Photo by Albert Mason
The Buffalo is the largest mammal in North America, and plays a crucial role in maintaining the delicate balance of plains and prairie ecosystems. To truly understand the Buffalo’s importance to the Wind River region and high plains, it’s essential to explore what they eat and how their feeding habits shape the world around them.
What’s in the Buffalo Diet?
As herbivores, Buffalo primarily consume low-growing grasses and shrubs — spending roughly 10 hours each day grazing. What makes Buffalo particularly efficient grazers is their ability to walk while they eat, allowing them to cover vast distances while continuously feeding. This mobility ensures they don’t overgraze any single area, giving plants time to recover and regenerate.
Buffalo are remarkably adaptable in their food choices, consuming over 200 different plant species depending on the season and availability. During spring and summer, they feast on tender grasses like the aptly named Buffalo grass, blue grama, and western wheatgrass. As seasons change, they turn to sedges, forbs, and even browse on woody shrubs when necessary. This diverse diet not only sustains the Buffalo, but also influences which plant species thrive across the landscape.
The Buffalo’s Four-Stomach System
Like their elk cousins, Buffalo possess a four-chambered stomach system that allows them to process tough prairie grasses. This ruminant digestive system enables them to extract maximum nutrition from fibrous materials that are indigestible to many other animals. They regurgitate and re-chew their food (also called “chewing cud”), which breaks down cellulose and releases nutrients that would otherwise remain locked inside plant cell walls.
This system is crucial for survival on the plains, where food quality varies dramatically between seasons. In the harsh winters, when grasses are buried under snow, Buffalo are able to thrive on lower-quality vegetation thanks to their special stomachs.

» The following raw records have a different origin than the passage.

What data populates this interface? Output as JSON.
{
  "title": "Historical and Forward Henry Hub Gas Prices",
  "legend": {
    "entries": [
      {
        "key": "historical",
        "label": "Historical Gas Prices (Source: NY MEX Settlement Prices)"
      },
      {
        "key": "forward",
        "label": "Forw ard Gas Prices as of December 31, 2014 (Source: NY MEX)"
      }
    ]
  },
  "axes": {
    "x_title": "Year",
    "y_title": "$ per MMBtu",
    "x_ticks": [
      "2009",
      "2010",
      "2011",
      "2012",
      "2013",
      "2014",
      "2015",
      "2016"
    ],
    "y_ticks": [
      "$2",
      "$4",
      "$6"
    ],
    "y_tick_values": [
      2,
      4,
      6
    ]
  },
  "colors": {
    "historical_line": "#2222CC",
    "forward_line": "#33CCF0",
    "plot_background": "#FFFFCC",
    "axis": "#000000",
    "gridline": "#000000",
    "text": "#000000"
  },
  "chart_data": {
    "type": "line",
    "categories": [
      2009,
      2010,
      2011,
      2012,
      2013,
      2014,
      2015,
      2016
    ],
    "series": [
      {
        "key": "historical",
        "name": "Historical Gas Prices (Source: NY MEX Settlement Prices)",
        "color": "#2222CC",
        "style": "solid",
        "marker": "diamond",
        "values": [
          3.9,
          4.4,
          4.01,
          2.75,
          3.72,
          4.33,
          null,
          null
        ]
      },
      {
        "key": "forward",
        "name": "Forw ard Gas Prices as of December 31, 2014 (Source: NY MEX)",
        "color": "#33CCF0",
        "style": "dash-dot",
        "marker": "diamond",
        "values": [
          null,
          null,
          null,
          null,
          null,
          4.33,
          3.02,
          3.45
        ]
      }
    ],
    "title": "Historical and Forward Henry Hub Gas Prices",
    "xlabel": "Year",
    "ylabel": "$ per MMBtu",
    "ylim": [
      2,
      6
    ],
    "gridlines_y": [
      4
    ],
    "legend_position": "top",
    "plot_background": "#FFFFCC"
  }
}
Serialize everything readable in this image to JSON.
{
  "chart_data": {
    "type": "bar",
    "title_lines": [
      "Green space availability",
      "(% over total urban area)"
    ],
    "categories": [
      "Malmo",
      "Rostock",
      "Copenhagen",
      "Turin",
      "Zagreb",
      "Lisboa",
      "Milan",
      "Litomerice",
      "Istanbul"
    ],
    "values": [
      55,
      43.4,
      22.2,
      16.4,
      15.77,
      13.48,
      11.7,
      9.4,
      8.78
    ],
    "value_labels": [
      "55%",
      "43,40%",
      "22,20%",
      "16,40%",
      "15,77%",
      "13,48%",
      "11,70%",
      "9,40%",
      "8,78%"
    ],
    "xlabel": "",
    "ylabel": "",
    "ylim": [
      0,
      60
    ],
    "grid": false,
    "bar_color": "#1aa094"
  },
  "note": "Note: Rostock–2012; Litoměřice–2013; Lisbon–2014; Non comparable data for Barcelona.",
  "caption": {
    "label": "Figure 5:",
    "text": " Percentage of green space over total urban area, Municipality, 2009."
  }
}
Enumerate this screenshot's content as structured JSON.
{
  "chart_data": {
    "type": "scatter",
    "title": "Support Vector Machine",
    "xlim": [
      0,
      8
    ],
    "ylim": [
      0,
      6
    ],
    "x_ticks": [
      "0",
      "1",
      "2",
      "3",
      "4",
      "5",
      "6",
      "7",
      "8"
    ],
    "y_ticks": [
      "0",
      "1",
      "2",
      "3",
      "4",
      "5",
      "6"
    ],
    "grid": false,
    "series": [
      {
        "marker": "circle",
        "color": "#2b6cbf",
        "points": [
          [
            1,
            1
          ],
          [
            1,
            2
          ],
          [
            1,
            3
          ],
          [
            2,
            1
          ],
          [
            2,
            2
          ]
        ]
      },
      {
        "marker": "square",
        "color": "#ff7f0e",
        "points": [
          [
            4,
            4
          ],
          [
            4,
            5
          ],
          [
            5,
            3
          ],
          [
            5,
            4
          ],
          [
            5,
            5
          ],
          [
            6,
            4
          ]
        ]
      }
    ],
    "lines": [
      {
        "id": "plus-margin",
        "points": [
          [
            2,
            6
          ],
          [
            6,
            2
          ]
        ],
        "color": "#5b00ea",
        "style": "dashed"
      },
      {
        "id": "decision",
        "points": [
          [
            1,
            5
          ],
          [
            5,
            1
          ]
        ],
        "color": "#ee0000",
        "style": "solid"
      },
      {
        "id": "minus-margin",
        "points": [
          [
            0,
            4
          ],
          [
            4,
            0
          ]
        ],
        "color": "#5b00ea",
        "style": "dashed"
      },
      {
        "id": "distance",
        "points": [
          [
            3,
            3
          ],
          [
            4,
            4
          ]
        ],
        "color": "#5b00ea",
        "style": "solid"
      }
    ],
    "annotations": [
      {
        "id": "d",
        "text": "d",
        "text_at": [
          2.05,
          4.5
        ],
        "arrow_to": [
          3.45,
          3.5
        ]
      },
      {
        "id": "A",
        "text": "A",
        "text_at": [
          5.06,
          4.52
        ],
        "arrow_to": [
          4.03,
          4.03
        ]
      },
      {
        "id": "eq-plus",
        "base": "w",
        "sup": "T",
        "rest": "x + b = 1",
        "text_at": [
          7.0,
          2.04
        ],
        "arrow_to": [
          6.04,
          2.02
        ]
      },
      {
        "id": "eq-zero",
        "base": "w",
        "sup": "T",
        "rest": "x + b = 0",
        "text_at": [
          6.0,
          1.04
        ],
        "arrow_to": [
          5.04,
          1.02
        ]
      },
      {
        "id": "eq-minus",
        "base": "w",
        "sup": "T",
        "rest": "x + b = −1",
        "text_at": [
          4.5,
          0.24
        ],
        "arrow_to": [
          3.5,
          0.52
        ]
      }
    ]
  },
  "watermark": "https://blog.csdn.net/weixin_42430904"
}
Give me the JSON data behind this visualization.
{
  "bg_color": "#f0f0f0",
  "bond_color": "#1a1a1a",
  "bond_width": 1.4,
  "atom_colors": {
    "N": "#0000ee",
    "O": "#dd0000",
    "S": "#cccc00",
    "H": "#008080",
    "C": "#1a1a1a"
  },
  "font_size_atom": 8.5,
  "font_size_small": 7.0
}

Digestion Makes Buffalo Ecosystem Engineers
The relationship between Buffalo and their environment extends beyond simply eating. As massive grazers, they fundamentally shape the landscapes they walk on. Many plant and animal species on the Wind River Indian Reservation and high plains depend on Buffalo for survival — they’re a keystone species that holds ecosystems together.
Learn about the many traditional uses of Buffalo here.
As Buffalo ramble across the plains, their heavy hooves aerate the soil, preventing compaction and allowing water and air to penetrate deeper into the ground. This aeration benefits plant root systems, and improves overall soil health. Buffalo also distribute fertilizer. Every day, the average Buffalo produces an impressive 10 to 12 quarts of dung. These nutrient-rich patties become vital sources of nitrogen, phosphorus, calcium, sulfur, and magnesium for plants and other animals.
Seed Dispersal and Habitat Creation
Buffalo also behave as inadvertent gardeners, carrying seeds in their thick fur and digestive systems as they migrate across vast landscapes. This natural seed dispersal helps maintain genetic diversity in plant populations and allows native species to colonize new areas.
When Buffalo create wallows (bare patches in the dirt where they roll to remove insects and interact socially) they create temporary wetlands that become habitat for amphibians, insects, and birds.
The grazing patterns of Buffalo create a mosaic of vegetation — some areas are closely cropped, while others grow tall and dense. This diversity in plant structure provides habitat niches for small mammals, birds, and insects, each adapted to certain vegetation.
More Than Just Grazers
Understanding the Buffalo’s diet reveals a web of relationships that extends far beyond simple nutrition. They don’t just consume grasses – they actively create and maintain the landscape’s health around them.
Through their daily feeding habits, Buffalo are shaping the Wind River region just as they have for thousands of years, supporting countless other species and maintaining the health of critical ecosystems.